Das Dekret über die Nationalwerkstätten lautet:
Die National-Versammlung, in Erwägung, daß die Arbeit in den
Nationalwerkstätten unproduktiv geworden ist; daß ihre Fortdauer unter den
bisherigen Bedingungen in Widerspruch stehen würde mit einer guten
Verwaltung des öffentlichen Vermögens, mit der Rückkehr der Ordnung und der
Wiederaufnahme der industriellen oder kommerziellen Geschäfte; daß sie eine
andre Art von Armenunterstützung sein würde; daß der größte Theil der
Arbeiter, die in den Nationalwerkstätten eingeschrieben sind, selber
verlangt auf eine freiere Weise sein Brod zu verdienen und nicht länger aus
dem öffentlichen Vermögen Summen beziehen will, die nur den Waisen, den
Arbeitsunfähigen und den Greisen gebühren, beschließt:
Art. 1. In möglich kürzester Frist wird in den Nationalwerkstätten die
Stückarbeit an die Stelle der Tagarbeit treten.
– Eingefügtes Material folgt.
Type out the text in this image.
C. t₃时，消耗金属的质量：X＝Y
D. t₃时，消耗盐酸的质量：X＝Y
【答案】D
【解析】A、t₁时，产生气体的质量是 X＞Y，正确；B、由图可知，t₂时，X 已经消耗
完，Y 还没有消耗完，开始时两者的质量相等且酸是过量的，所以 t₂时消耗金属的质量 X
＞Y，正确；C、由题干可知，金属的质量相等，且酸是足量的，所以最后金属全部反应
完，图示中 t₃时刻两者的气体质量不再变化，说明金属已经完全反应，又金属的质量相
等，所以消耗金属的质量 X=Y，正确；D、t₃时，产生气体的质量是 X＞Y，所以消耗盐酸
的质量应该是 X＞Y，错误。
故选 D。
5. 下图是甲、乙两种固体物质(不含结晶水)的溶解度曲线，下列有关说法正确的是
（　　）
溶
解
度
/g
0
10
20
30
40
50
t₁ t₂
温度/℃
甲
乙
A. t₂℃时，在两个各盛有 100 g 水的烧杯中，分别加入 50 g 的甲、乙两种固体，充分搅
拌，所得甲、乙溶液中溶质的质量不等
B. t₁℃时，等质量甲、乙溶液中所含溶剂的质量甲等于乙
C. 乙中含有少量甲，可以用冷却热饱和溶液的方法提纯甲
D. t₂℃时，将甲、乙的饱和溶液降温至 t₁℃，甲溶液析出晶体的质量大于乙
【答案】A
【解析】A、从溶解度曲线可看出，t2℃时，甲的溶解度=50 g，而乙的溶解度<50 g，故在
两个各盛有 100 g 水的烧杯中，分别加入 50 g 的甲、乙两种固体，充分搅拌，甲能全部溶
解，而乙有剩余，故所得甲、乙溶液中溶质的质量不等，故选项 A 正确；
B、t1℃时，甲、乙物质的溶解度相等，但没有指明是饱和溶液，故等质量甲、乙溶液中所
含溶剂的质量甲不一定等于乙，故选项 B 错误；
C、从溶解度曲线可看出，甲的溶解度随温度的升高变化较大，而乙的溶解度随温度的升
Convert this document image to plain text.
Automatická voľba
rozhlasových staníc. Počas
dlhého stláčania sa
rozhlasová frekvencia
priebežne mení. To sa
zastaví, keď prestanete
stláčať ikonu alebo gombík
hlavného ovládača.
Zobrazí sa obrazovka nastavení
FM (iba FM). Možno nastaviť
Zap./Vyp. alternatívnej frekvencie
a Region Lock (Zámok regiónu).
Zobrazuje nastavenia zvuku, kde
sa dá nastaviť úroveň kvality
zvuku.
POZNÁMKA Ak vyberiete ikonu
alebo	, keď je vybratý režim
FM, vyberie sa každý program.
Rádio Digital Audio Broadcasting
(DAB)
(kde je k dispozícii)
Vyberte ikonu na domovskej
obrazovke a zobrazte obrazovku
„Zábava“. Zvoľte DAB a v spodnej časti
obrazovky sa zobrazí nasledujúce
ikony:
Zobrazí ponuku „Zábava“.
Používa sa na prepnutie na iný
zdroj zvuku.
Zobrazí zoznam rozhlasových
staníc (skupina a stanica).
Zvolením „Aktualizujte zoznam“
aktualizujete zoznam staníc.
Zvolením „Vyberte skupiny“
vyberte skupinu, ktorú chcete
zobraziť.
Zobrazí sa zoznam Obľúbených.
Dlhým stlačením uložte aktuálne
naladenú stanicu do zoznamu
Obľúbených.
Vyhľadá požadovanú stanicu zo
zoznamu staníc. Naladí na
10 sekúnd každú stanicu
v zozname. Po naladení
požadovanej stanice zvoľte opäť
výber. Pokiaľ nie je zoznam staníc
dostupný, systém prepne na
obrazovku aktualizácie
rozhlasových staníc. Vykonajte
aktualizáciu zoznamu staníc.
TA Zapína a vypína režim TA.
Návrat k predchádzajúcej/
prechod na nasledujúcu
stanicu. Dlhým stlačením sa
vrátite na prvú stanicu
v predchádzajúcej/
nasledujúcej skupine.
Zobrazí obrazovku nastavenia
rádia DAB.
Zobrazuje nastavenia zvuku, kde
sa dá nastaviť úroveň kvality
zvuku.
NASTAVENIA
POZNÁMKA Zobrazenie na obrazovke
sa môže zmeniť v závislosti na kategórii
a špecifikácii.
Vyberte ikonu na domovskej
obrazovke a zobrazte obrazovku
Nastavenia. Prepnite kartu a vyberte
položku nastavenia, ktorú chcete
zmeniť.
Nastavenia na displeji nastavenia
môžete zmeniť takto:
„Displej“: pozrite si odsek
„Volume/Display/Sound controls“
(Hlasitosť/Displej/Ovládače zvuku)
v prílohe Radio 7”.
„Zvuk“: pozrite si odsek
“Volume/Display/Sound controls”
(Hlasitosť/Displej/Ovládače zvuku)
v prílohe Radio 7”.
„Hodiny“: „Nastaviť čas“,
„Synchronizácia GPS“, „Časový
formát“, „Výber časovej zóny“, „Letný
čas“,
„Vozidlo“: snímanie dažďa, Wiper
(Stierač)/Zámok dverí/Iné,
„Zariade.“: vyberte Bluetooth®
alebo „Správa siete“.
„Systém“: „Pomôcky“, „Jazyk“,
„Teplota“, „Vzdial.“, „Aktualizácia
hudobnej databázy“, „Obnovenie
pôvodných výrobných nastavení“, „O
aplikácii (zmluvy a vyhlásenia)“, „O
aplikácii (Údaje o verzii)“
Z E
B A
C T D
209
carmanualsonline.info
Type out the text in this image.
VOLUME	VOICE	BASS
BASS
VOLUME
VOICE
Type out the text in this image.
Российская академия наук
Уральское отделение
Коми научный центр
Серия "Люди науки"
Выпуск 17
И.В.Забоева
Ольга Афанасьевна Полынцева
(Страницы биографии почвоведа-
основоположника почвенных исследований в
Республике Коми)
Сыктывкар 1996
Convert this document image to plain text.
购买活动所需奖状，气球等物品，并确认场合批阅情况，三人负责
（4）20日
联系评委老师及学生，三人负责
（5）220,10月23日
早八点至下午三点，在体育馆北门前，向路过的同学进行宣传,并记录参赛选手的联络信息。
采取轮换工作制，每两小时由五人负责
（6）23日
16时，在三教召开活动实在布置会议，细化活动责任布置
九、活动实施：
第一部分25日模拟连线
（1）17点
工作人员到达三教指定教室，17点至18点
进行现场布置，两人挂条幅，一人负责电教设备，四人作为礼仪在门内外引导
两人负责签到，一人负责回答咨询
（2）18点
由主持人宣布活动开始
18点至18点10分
Die Arbeiten werden direkt,
zu Akkordpreisen, ohne Abzug und ohne Zwischenunternehmer an associirte oder
Einzel-Arbeiter je nach ihrer Beschaffenheit ertheilt werden.
Art. 2. Den Ministerien der öffentlichen Arbeiten, des Handels und des Innern
werden besondre Kredite eröffnet werden, um mittelst Vorschüssen und Prämien
die Wiederaufnahme der Departemental-Kommunal- oder Privat-Industrie zu
beschleunigen.
Art. 3. Die Arbeiter die sich noch nicht drei Monaten im Seinedepartement
aufhalten und über ihre Existenzmittel nicht ausweisen können, werden für
sich und ihre Familien Marschrouten und eine Reise - Entschädigung erhalten,
wovon ein Theil während des Ueberzugs, ein Theil am Bestimmungsorte
ausgezahlt wird.
Art. 4. Gegenwärtiges Dekret wird für die Städten und Gemeinden der
Departements auf Verlangen der Munizipalräthe anwendbar sein.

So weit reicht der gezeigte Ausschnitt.